Torpedoes that travel at almost 350 mph, an electromagnetic rail gun with the range of cruise missiles, a quad-copter that fires lasers, drones made on board and a holographic control room.
Those are just a few of the things that some of Britain’s youngest and brightest scientists and engineers came up with when the country’s Ministry of Defense challenged them to envision the battleship of the future.
The scientists and engineers from defense contractors, the Ministry of Defense and the Royal Navy brought their ideas together in what’s dubbed “Dreadnought 2050,” an homage to the HMS Dreadnought, a 20,000-ton, 527-foot-long battleship launched in 1906. The HMS Dreadnought “represented such an advance that all other major warships were rendered obsolete,” according to a press release from Startpoint, the Royal Navy organization overseeing the current project.
Startpoint says its mission is to “tackle parallel challenges of providing advanced technology set against the backdrop of funding constraints.” Looking at the artist’s conceptions of Dreadnought 2050, “cheap” is not a word that comes to mind. Words like “starship” or “battlestar” seem more apt.
Dreadnought 2050 is a tri-hull design and it’s not steel as most battle ships are. It’s an ultra-strong, see-through acrylic, Startpoint says.
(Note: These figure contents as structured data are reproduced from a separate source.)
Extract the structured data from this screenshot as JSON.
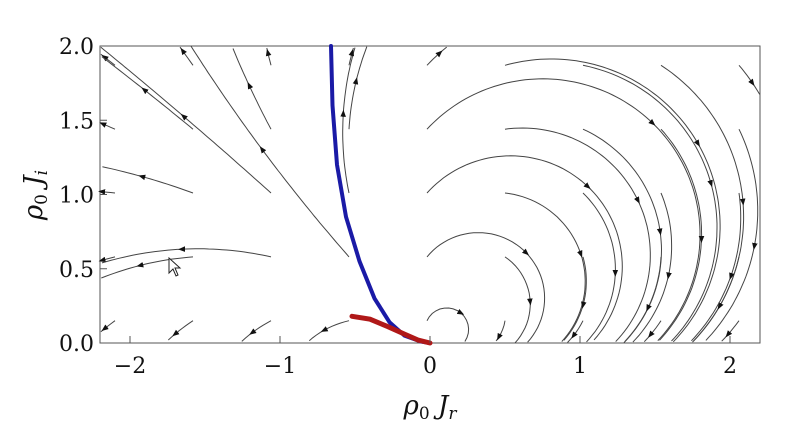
{
  "chart_data": {
    "type": "streamplot",
    "xlabel": "ρ0 Jr",
    "ylabel": "ρ0 Ji",
    "xlim": [
      -2.2,
      2.2
    ],
    "ylim": [
      0.0,
      2.0
    ],
    "x_ticks": [
      {
        "value": -2,
        "label": "−2"
      },
      {
        "value": -1,
        "label": "−1"
      },
      {
        "value": 0,
        "label": "0"
      },
      {
        "value": 1,
        "label": "1"
      },
      {
        "value": 2,
        "label": "2"
      }
    ],
    "y_ticks": [
      {
        "value": 0.0,
        "label": "0.0"
      },
      {
        "value": 0.5,
        "label": "0.5"
      },
      {
        "value": 1.0,
        "label": "1.0"
      },
      {
        "value": 1.5,
        "label": "1.5"
      },
      {
        "value": 2.0,
        "label": "2.0"
      }
    ],
    "grid": false,
    "series": [
      {
        "color": "#1a1aa6",
        "points": [
          [
            -0.66,
            2.0
          ],
          [
            -0.65,
            1.6
          ],
          [
            -0.62,
            1.2
          ],
          [
            -0.56,
            0.85
          ],
          [
            -0.47,
            0.55
          ],
          [
            -0.37,
            0.3
          ],
          [
            -0.27,
            0.14
          ],
          [
            -0.17,
            0.05
          ],
          [
            -0.06,
            0.01
          ],
          [
            0.0,
            0.0
          ]
        ]
      },
      {
        "color": "#b01818",
        "points": [
          [
            -0.52,
            0.18
          ],
          [
            -0.4,
            0.16
          ],
          [
            -0.28,
            0.11
          ],
          [
            -0.17,
            0.06
          ],
          [
            -0.08,
            0.02
          ],
          [
            0.0,
            0.0
          ]
        ]
      }
    ]
  }
}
The ship does away with the traditional mast, using instead a quad-copter tethered to the ship with carbon nanotubes that would carry power for sensors and a laser gun to take out nearby threats.
For threats farther off, there’s an electomagnetic rail gun on the bow that can fire a projectile hundreds of miles. Tubes in the two outrigger hulls would be armed with “supercavitating” torpedoes, which go so fast that they vaporize the water around them and create an air pocket that lets them fly through the water.
The aft section of Dreadnought 2050 would have a flight deck for drones that could be made onboard using 3-D printing technologies and a “moon pool,” a floodable deck from which amphibious troops could be dispatched on missions.
Control for all this comes from what the Royal Navy dubs the “Ops Room,” in the center of which is a holographic command table linking all the ship’s systems to commanders aboard, Royal Navy and Ministry of Defense headquarters and even NATO allies, according to Startpoint. The Ops Room would be manned by only five people, compared to 25 on today’s ships, and the entire ship could be run by as few as 50, compared to about 200 on those in service now.
With manpower a major cost for militaries, that’s where a big chunk of cost savings comes in.
While it all may seem a bit of head-in-the-stars thinking, the Royal Navy says that’s exactly the point.
“The Royal Navy needs visionary, innovative thinking and these concepts point the way to cutting edge technology which can be acquired at less cost and operated with less manpower than anything at sea today in the world’s leading navies,” Startpoint senior executive Muir Macdonald says in the press release.
To be sure, see-through hulls may not be around the corner, but some of the technologies are here now. The U.S. Navy is testing ship-borne lasers and rail-gun prototypes, and 3-D printing is something even civilians can get their hands on.
And maybe projects like this will have some of those tech-savvy civilians thinking about the defense industry.
“We want to attract the best new talent to sea to operate, maintain and develop systems with this level of ambition,” Cmdr. Steve Prest, the Royal Navy’s fleet robotics officer, says in the Startpoint statement.